Letters: With insufficient funds and staff, we’re loving our state parks to death
The Letters to the Editor below are in response to Short-staffed and strapped for cash, state parks struggle to handle surge of warm-weather crowds, The Boston Globe, June 7, 2022.
Years of disinvestment call for a greater outlay to support DCR
Alexander Thompson’s story about the continuing budget needs at the Department of Conservation and Recreation points to a $10 million increase in state funding on the table to support the agency (“Everyone’s ready for summer, but the parks might not be,” Page A1, June 8). This funding is long overdue, but it is not enough. DCR parks and reservations have played an important role in helping our residents to cope with the public health pressures of the COVID-19 pandemic. They also add value to the magnificent quality of life that Massachusetts has to offer, and they are an economic driver of our economy. It’s amazing that we can go from the mountains and forests of the Berkshires to the beaches and campsites of the Boston Harbor Islands National and State Park in Boston Harbor.
Outdoor recreation in Massachusetts constitutes almost $10.5 billion of the gross state product and supports close to 114,000 jobs for hard-working state residents. The properties under DCR’s management are a significant contributor to this equation. For years, disinvestment in our parks has allowed these precious resources to atrophy. Massachusetts deserves better. An agency of DCR’s scope and legislative mandate needs to be funded and staffed in a manner that adequately addresses the capital and operational obligations inherent in its mission.
Kathy Abbott
President and CEO
Jack Murray
Vice president of partnerships and operations
Boston Harbor Now
Boston
Abbott was DCR commissioner from 2003 to 2005, and Murray was DCR commissioner from 2013 to 2015, after having served as deputy commissioner beginning in 2007.
Vital stewardship is lost as we scrimp on full-time, year-round staff
There was a sorry familiarity to Wednesday’s front-page story about the continuing decline of state funding for parks personnel. One aspect of the problem that demands greater attention is the shift from full-time, year-round staff to an overreliance on seasonal employees. This became painfully obvious to those of us working with parks staff on legislatively required management plans. The most thoughtful plan can’t make up for a critical deficit of resources.
Seasonal employees are a great resource to operate a facility in peak season, but the loss of year-round employees and failure to replace them means a loss not just of skill and experience but of vital off-season work necessary to keep a park open and healthy, such as trail repair and construction, equipment maintenance, facility upkeep, and protection of natural resources.
DCR park staff do a lot more than collect parking fees. They work in important conservation lands, which they steward. They must be knowledgeable in natural resources, recreation and policy, and an increasingly complex regulatory environment. Most are highly qualified and credentialed professionals. They are clearly not in it for the money but rather for the love of the work and commitment to the environment.

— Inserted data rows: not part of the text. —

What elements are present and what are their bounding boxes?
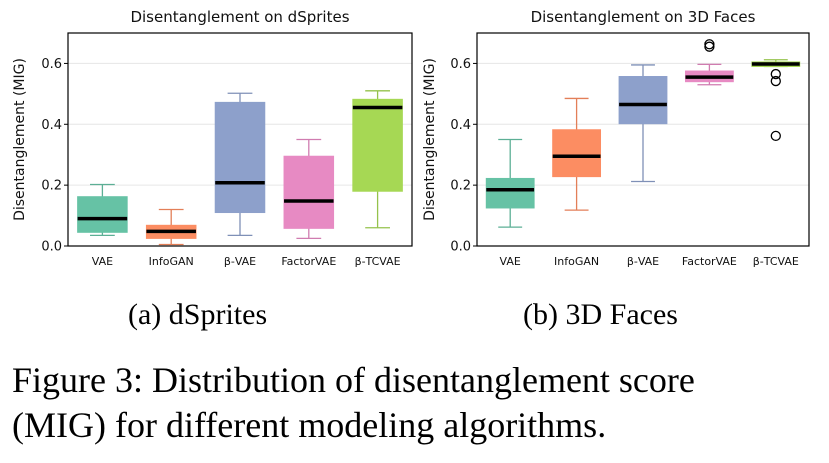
x-tick-label: β-TCVAE [355, 255, 401, 268]
caption-line-1: Figure 3: Distribution of disentanglemen… [12, 360, 695, 400]
y-tick-label: 0.6 [41, 57, 62, 72]
y-axis-label: Disentanglement (MIG) [12, 58, 28, 221]
box-VAE [77, 196, 128, 233]
x-tick-label: β-VAE [224, 255, 256, 268]
plot-frame [67, 32, 413, 247]
x-tick-label: VAE [500, 255, 521, 268]
y-tick-label: 0.4 [41, 118, 62, 133]
box-FactorVAE [283, 155, 335, 229]
y-tick-label: 0.2 [41, 179, 62, 194]
x-tick-label: β-TCVAE [753, 255, 799, 268]
chart-title: Disentanglement on 3D Faces [531, 8, 756, 26]
y-tick-label: 0.6 [450, 57, 471, 72]
x-tick-label: FactorVAE [281, 255, 336, 268]
subcaption-a: (a) dSprites [128, 298, 268, 331]
y-tick-label: 0.0 [450, 240, 471, 255]
chart-panel-3d-faces: Disentanglement on 3D Faces Disentangleme… [422, 8, 810, 268]
plot-frame [476, 32, 810, 247]
y-tick-label: 0.4 [450, 118, 471, 133]
box-β-VAE [618, 76, 668, 125]
x-tick-label: InfoGAN [149, 255, 194, 268]
box-InfoGAN [552, 129, 602, 178]
outlier-point [770, 75, 781, 87]
x-tick-label: β-VAE [627, 255, 659, 268]
caption-line-2: (MIG) for different modeling algorithms. [12, 405, 607, 445]
y-tick-label: 0.2 [450, 179, 471, 194]
figure-caption: Figure 3: Distribution of disentanglemen… [12, 358, 827, 448]
chart-panel-dsprites: Disentanglement on dSprites Disentangleme… [12, 8, 413, 268]
box-β-VAE [214, 101, 266, 214]
outlier-point [704, 39, 715, 50]
x-tick-label: InfoGAN [554, 255, 599, 268]
y-tick-label: 0.0 [41, 240, 62, 255]
box-β-TCVAE [352, 98, 403, 192]
x-tick-label: VAE [92, 255, 113, 268]
chart-title: Disentanglement on dSprites [130, 8, 349, 26]
subcaption-b: (b) 3D Faces [523, 298, 678, 331]
x-tick-label: FactorVAE [682, 255, 737, 268]
box-VAE [485, 177, 535, 209]
outlier-point [770, 130, 781, 141]
outlier-point [770, 68, 781, 80]
y-axis-label: Disentanglement (MIG) [422, 58, 438, 221]
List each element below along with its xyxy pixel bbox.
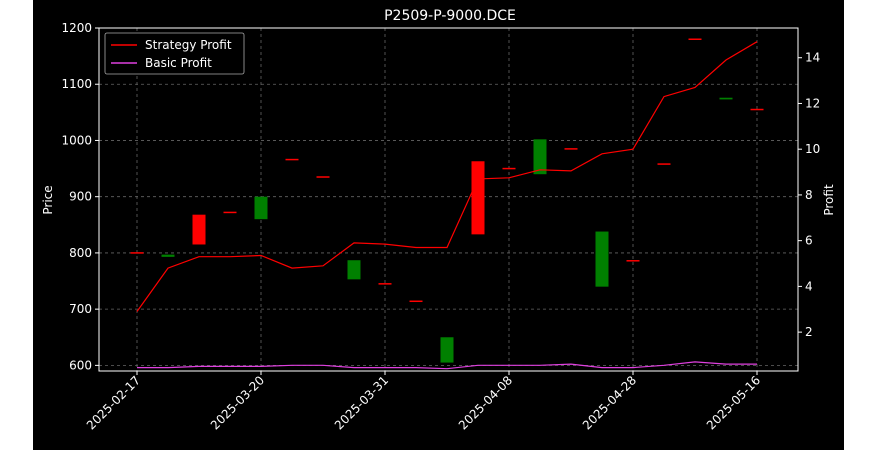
y-tick-label-left: 1200 (61, 21, 92, 35)
candle (161, 254, 175, 257)
candle (192, 214, 206, 245)
y-tick-label-right: 6 (805, 234, 813, 248)
candle (688, 38, 702, 40)
candle (626, 260, 640, 262)
candle (347, 260, 361, 280)
candle (595, 231, 609, 287)
y-axis-label-left: Price (41, 185, 55, 214)
candle (130, 252, 144, 254)
legend-box (104, 32, 245, 75)
y-tick-label-right: 8 (805, 188, 813, 202)
candle (223, 211, 237, 214)
candle (285, 158, 299, 161)
y-tick-label-left: 900 (69, 190, 92, 204)
plot-frame (98, 27, 799, 372)
y-tick-label-left: 1000 (61, 133, 92, 147)
y-tick-label-right: 4 (805, 279, 813, 293)
y-tick-label-right: 14 (805, 51, 820, 65)
y-tick-label-left: 800 (69, 246, 92, 260)
candle (378, 283, 392, 285)
chart-title: P2509-P-9000.DCE (384, 8, 516, 24)
legend: Strategy Profit Basic Profit (104, 32, 245, 75)
chart-figure: P2509-P-9000.DCE Price Profit 600 700 800 9… (33, 0, 844, 450)
y-tick-label-left: 1100 (61, 77, 92, 91)
y-tick-label-left: 700 (69, 302, 92, 316)
candle (502, 167, 516, 170)
y-tick-label-right: 12 (805, 96, 820, 110)
strategy-profit-line (136, 41, 758, 312)
candle (750, 108, 764, 111)
candle (719, 97, 733, 100)
y-tick-label-left: 600 (69, 358, 92, 372)
candle (657, 163, 671, 165)
candle (564, 148, 578, 150)
candle (409, 300, 423, 303)
y-axis-label-right: Profit (822, 184, 836, 216)
chart-svg: P2509-P-9000.DCE Price Profit 600 700 800 9… (33, 0, 844, 450)
candle (533, 139, 547, 175)
candle (316, 176, 330, 178)
y-tick-label-right: 2 (805, 325, 813, 339)
candle (254, 196, 268, 220)
candle (440, 337, 454, 363)
y-tick-label-right: 10 (805, 142, 820, 156)
candle (471, 161, 485, 235)
legend-label: Basic Profit (145, 56, 212, 70)
profit-lines (136, 41, 758, 370)
candles (130, 38, 764, 363)
basic-profit-line (137, 361, 757, 370)
legend-label: Strategy Profit (145, 38, 232, 52)
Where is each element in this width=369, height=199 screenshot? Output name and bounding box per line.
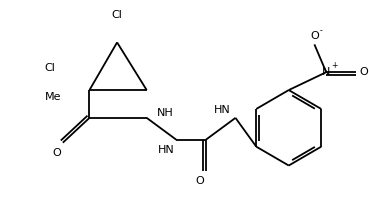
Text: O: O	[359, 67, 368, 77]
Text: O: O	[310, 31, 319, 41]
Text: O: O	[52, 148, 61, 158]
Text: O: O	[196, 177, 204, 186]
Text: N: N	[322, 67, 330, 77]
Text: Me: Me	[45, 92, 62, 102]
Text: HN: HN	[214, 105, 231, 115]
Text: -: -	[319, 26, 322, 35]
Text: HN: HN	[158, 145, 174, 155]
Text: Cl: Cl	[112, 10, 123, 20]
Text: NH: NH	[156, 108, 173, 118]
Text: +: +	[331, 61, 338, 70]
Text: Cl: Cl	[45, 63, 55, 73]
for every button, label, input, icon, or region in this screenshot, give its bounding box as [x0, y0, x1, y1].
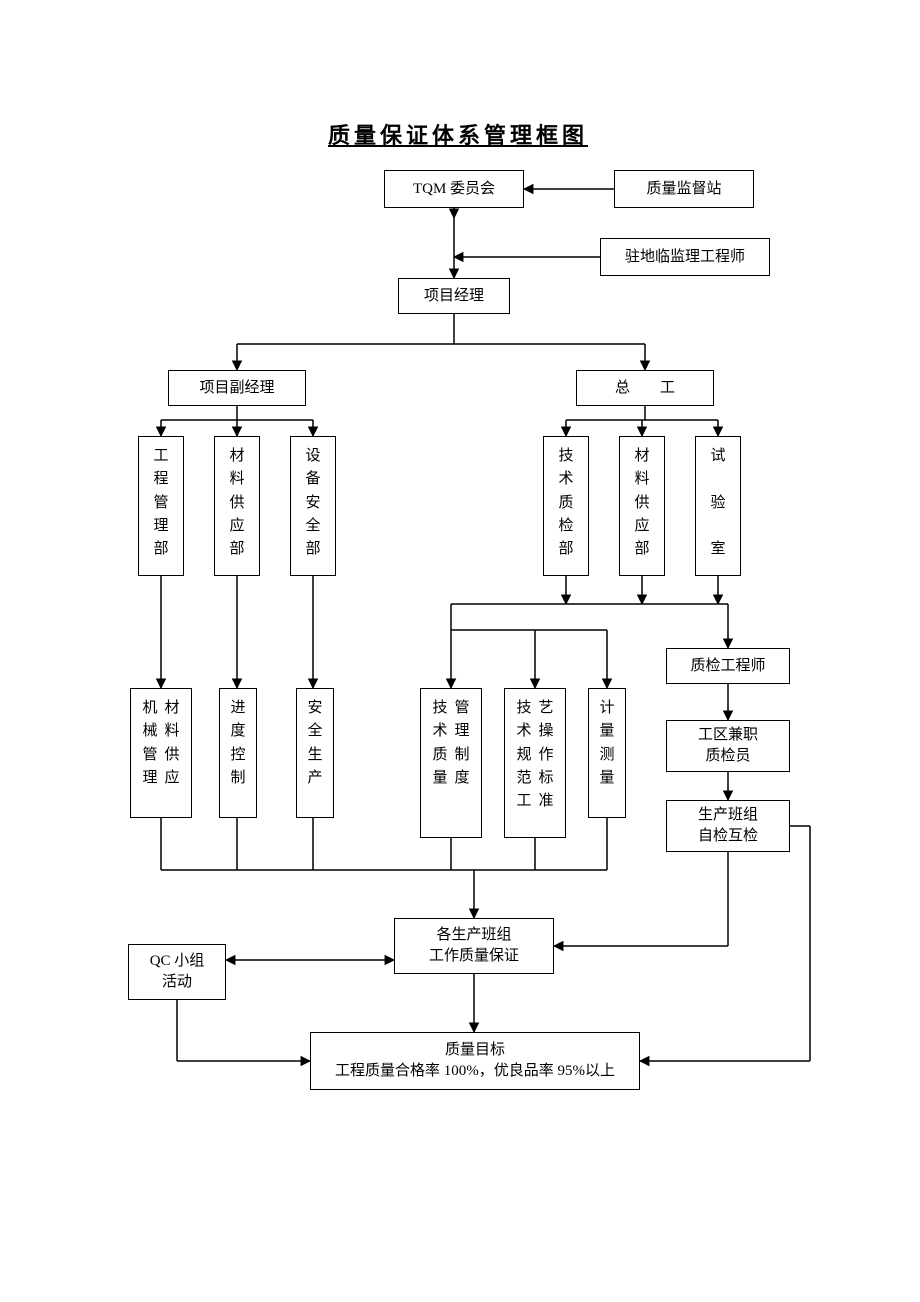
node-resident-engineer: 驻地临监理工程师: [600, 238, 770, 276]
node-dept-d3: 计量测量: [588, 688, 626, 818]
vertical-text-column: 机械管理: [141, 697, 159, 790]
node-team-self-check: 生产班组自检互检: [666, 800, 790, 852]
node-supervision-station: 质量监督站: [614, 170, 754, 208]
vertical-text-column: 设备安全部: [304, 445, 322, 561]
vertical-text-column: 材料供应部: [633, 445, 651, 561]
node-area-inspector: 工区兼职质检员: [666, 720, 790, 772]
vertical-text-column: 进度控制: [229, 697, 247, 790]
node-qc-engineer: 质检工程师: [666, 648, 790, 684]
vertical-text-column: 技术质量: [431, 697, 449, 790]
node-label: 工区兼职质检员: [673, 725, 783, 767]
diagram-canvas: 质量保证体系管理框图 TQM 委员会 质量监督站 驻地临监理工程师 项目经理 项…: [0, 0, 920, 1302]
node-qc-group: QC 小组活动: [128, 944, 226, 1000]
node-label: 项目经理: [405, 286, 503, 307]
node-quality-goal: 质量目标工程质量合格率 100%，优良品率 95%以上: [310, 1032, 640, 1090]
vertical-text-column: 管理制度: [453, 697, 471, 790]
node-dept-a3: 设备安全部: [290, 436, 336, 576]
vertical-text-column: 材料供应: [163, 697, 181, 790]
node-label: 各生产班组工作质量保证: [401, 925, 547, 967]
node-label: 质量目标工程质量合格率 100%，优良品率 95%以上: [317, 1040, 633, 1082]
node-dept-d2: 技术规范工艺操作标准: [504, 688, 566, 838]
node-label: 驻地临监理工程师: [607, 247, 763, 268]
node-dept-b1: 技术质检部: [543, 436, 589, 576]
node-label: 质量监督站: [621, 179, 747, 200]
node-label: 质检工程师: [673, 656, 783, 677]
node-label: 生产班组自检互检: [673, 805, 783, 847]
vertical-text-column: 技术质检部: [557, 445, 575, 561]
node-dept-b3: 试 验 室: [695, 436, 741, 576]
node-dept-c2: 进度控制: [219, 688, 257, 818]
vertical-text-column: 计量测量: [598, 697, 616, 790]
node-dept-a1: 工程管理部: [138, 436, 184, 576]
node-deputy-pm: 项目副经理: [168, 370, 306, 406]
diagram-title: 质量保证体系管理框图: [328, 118, 588, 150]
node-label: 总 工: [583, 378, 707, 399]
vertical-text-column: 试 验 室: [709, 445, 727, 561]
node-label: TQM 委员会: [391, 179, 517, 200]
vertical-text-column: 技术规范工: [515, 697, 533, 813]
node-dept-b2: 材料供应部: [619, 436, 665, 576]
node-project-manager: 项目经理: [398, 278, 510, 314]
node-label: QC 小组活动: [135, 951, 219, 993]
node-dept-c3: 安全生产: [296, 688, 334, 818]
node-production-teams: 各生产班组工作质量保证: [394, 918, 554, 974]
vertical-text-column: 艺操作标准: [537, 697, 555, 813]
node-tqm: TQM 委员会: [384, 170, 524, 208]
node-dept-c1: 机械管理材料供应: [130, 688, 192, 818]
vertical-text-column: 安全生产: [306, 697, 324, 790]
node-label: 项目副经理: [175, 378, 299, 399]
node-dept-d1: 技术质量管理制度: [420, 688, 482, 838]
node-dept-a2: 材料供应部: [214, 436, 260, 576]
vertical-text-column: 材料供应部: [228, 445, 246, 561]
vertical-text-column: 工程管理部: [152, 445, 170, 561]
node-chief-engineer: 总 工: [576, 370, 714, 406]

Gates don’t actually get shut at the end of a season. More and more, parks are a year-round destination for a demanding public with changing recreational interests. Our state parks are being loved to death because of the lack of commitment to reinvest in them.
A $1 billion repair deficit is unconscionable, but capital reinvestment goes to waste without the resources to maintain improvements. The existing system is suffering even in the face of demands for worthwhile expansion of its current offerings. The first step, however, must be the reinvigoration of the corps of hard-working and dedicated park staff. When their ranks are replenished, the parks will approach their real potential.
Joe Orfant
Jamaica Plain
The writer is a former chief of the Bureau of Planning, Design, and Resource Protection at DCR. He retired in 2015.